Le Vietnam est également étudié dans les stratégies dites « Chine plus un ». Les entreprises peuvent y ajouter des capacités de production, de transformation ou d’assemblage afin de réduire leur dépendance à la Chine.
Cela ne signifie toutefois pas que le Vietnam remplace automatiquement l’écosystème industriel chinois.
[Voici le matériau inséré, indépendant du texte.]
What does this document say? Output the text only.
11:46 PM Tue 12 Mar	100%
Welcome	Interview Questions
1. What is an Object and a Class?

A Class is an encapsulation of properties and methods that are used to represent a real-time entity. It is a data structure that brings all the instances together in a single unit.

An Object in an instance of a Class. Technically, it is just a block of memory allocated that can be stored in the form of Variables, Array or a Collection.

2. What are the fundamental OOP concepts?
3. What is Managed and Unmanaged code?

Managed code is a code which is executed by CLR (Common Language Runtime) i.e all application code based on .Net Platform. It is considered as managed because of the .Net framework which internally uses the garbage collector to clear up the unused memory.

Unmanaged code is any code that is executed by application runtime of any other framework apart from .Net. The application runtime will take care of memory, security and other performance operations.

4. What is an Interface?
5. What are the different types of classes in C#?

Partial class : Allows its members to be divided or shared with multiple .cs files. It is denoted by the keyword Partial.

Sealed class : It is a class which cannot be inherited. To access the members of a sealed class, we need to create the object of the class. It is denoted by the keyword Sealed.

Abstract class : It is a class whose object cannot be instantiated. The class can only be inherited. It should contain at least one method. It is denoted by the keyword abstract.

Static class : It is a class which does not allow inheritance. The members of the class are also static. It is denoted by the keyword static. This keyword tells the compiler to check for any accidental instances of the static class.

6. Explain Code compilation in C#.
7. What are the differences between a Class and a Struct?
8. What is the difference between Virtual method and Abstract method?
De nombreux composants, machines ou matières premières restent importés depuis la Chine, la Corée du Sud ou d’autres pays asiatiques.
Thaïlande : une base industrielle mature
La Thaïlande possède un écosystème avancé dans :
l’automobile ;
les équipements mécaniques ;
l’agroalimentaire ;
les produits de santé ;
la chimie ;
l’hôtellerie ;
le tourisme ;
les biens de consommation ;
la distribution régionale.
Son industrie est généralement plus mature que celle de plusieurs voisins de l’ASEAN, mais ses coûts peuvent également être plus élevés.
Pour une entreprise vendant des machines, des composants ou des services aux industriels, la Thaïlande peut constituer une destination prioritaire.
Malaisie : électronique, médical et environnement anglophone
La Malaisie est particulièrement reconnue dans :
l’électronique ;
les semi-conducteurs ;
les dispositifs médicaux ;
les composants électriques ;
l’aéronautique ;
l’industrie chimique ;
les centres de données ;
les technologies à forte valeur ajoutée.
L’usage généralisé de l’anglais et la qualité des infrastructures peuvent faciliter une première démarche commerciale.
Le marché intérieur est cependant plus petit que ceux de l’Indonésie ou du Vietnam. La Malaisie doit donc souvent être envisagée pour ses spécialisations industrielles plutôt que pour la seule taille de sa population.
Indonésie : le choix du marché intérieur
L’Indonésie est la plus grande économie et le pays le plus peuplé de l’ASEAN.
Elle peut offrir des opportunités dans :
l’agroalimentaire ;
les équipements agricoles ;
les produits de consommation ;
les infrastructures ;
l’énergie ;
les technologies environnementales ;
les matériaux ;
l’industrie minière ;
la santé ;
le commerce électronique.
La taille du marché constitue un avantage majeur, mais la géographie insulaire, les réglementations et la complexité des circuits de distribution nécessitent souvent un partenaire local solide.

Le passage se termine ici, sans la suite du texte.